Melbourne’s beleaguered airport rail link is under federal government review despite $5 billion in funding being promised in the budget.
The government is conducting a 90-day review of the entire $120 billion Infrastructure Investment Program pipeline, which includes the $10 billion Melbourne Airport rail link originally slated to open by 2029. The broader Suburban Rail Loop project is exempt from the review.
In a media release, Transport and Infrastructure Minister Catherine King said the review would ensure investment in “projects that are truly nationally significant” and that under the Morrison government, projects in the pipeline blew out from 150 to almost 800.
“Projects were left without adequate funding, resources or genuine commitment. The Albanese government is keeping the $120 billion rolling 10-year pipeline – and every dollar remains in the budget. But it would be irresponsible to move ahead, without fixing the backlog,” she said.
“This review will allow all levels of government time to consider the projects that are actual priorities, and assess their cost and deliverability in the current climate.
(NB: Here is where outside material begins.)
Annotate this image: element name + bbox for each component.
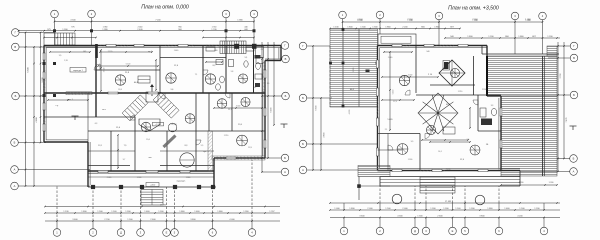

The process will help to lay firm foundations to build a more sustainable, credible pipeline of investment.”
A spokesperson for Minister King told the Herald Sun, “All Infrastructure Investment Program projects not currently under construction and not an election commitment are in the review. This includes the Melbourne Airport Rail Link. This is a genuine review to get the best outcome.
“This review, which has the co-operation of the states and territories, will look at what projects are still priorities for the Commonwealth, states and territories.”
The news comes after last month’s revelation that the rail link — which will connect Melbourne Airport to Sunshine Station via a new stop at Keilor East at a cost of up to $13 billion — will not meet its planned 2029 completion date, with Deputy Premier Jacinta Allan blaming the airport for “slow and frustrating” negotiations.
“It has been challenging to negotiate with the airport about how the project will be delivered on the land that they lease from the federal government to run the airport. It’s been slower than I would have liked,” Allan said, adding that state and federal budgets will also affect the outcome.
A spokesperson for the Victorian government told Australian Aviation, “This is a matter for the federal government.”